Intelligent bidirectional control of combustion phase in dual-fuel engines

The development of intelligent ships imposes increasingly stringent requirements on engine combustion control, a domain in which traditional methods exhibit significant limitations. This study focuses on natural gas engines ignited by a diesel micro-pilot injection strategy and proposes an intelligent, bidirectional combustion phase control framework to achieve end-to-end optimization via a perception-decision-execution pipeline. First, the Gram-Schmidt orthogonalization method is employed to decouple control parameters and quantify their individual contributions to the combustion phase (CA50).
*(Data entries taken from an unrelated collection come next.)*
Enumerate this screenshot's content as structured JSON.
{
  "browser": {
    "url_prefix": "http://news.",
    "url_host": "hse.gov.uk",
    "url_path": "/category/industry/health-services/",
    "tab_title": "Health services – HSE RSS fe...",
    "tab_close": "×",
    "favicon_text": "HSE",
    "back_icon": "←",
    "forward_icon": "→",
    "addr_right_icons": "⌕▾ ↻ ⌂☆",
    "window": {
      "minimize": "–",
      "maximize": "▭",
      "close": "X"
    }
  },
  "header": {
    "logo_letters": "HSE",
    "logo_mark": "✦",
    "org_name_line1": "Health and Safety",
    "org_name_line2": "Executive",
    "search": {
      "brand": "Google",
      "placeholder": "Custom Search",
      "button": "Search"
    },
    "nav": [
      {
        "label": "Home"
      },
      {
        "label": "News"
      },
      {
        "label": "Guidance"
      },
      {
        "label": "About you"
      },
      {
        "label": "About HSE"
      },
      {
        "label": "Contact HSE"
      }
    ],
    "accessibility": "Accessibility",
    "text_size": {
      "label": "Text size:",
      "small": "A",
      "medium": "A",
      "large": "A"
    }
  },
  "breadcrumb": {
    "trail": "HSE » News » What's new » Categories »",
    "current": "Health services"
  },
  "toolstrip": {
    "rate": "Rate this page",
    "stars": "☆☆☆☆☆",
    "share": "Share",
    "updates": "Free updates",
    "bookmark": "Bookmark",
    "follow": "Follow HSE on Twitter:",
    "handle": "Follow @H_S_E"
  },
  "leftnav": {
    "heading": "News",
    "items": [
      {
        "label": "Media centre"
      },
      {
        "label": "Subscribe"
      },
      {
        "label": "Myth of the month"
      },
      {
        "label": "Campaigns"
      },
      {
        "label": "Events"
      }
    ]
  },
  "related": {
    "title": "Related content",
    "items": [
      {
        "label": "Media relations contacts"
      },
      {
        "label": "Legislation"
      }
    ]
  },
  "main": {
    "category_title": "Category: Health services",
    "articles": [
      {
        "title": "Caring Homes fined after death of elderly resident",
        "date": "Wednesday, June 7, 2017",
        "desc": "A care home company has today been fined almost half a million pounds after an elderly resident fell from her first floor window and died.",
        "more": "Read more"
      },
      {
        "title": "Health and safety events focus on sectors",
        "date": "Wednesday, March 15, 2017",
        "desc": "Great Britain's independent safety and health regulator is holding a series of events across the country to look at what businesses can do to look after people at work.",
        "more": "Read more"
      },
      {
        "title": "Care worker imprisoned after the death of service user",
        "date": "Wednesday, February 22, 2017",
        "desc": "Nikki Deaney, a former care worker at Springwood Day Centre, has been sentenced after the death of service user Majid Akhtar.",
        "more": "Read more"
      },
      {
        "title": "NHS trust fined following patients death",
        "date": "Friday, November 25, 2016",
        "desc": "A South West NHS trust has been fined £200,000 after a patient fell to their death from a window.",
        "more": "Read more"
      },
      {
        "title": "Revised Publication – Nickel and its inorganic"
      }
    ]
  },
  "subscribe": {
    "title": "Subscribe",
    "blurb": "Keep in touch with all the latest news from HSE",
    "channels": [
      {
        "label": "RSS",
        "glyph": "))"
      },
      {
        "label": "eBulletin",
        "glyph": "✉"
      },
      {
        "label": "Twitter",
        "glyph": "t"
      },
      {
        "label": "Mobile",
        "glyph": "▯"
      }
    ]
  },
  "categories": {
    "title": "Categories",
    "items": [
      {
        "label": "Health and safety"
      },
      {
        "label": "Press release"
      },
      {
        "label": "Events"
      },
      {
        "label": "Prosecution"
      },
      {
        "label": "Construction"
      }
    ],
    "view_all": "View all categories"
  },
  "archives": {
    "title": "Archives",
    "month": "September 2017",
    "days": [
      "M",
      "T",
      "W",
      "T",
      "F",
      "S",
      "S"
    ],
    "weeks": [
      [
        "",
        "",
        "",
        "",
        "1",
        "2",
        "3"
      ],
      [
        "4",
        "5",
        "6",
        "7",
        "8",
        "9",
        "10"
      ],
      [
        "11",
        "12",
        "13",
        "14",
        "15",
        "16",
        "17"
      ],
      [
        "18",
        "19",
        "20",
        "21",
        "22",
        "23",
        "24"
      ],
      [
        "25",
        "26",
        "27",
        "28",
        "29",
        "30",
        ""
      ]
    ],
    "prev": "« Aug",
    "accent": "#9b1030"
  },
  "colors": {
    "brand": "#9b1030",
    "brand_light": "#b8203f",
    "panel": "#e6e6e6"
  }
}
This facilitates a three-tiered control strategy: Level 1 establishes baselines for pre-injection and main injection timing; Level 2 compensates for environmental disturbances through intake flow adjustment; and Level 3 optimizes the operating boundaries of fuel parameters. Second, a hybrid GS-DResNet-Boost model, which integrates deep residual networks with gradient boosting, is developed to achieve high-precision CA50 prediction, yielding a mean absolute error (MAE) of 0.099°CA. Furthermore, a reverse parameter recommendation system based on the Optuna framework is designed to further investigate parameter independence and coupling mechanisms. This system inversely derives optimal control parameters from a target CA50 value through a multi-objective search, ensuring stable combustion under dynamic conditions with a recommendation error of ≤0.05°CA. Experimental results demonstrate the model's superior performance across diverse operating conditions and reveal intrinsic relationships between CA50, combustion efficiency, and heat release characteristics. This study provides new methodologies for real-time optimization of intelligent ship power systems and offers theoretical foundations for dual-fuel engine combustion control strategies.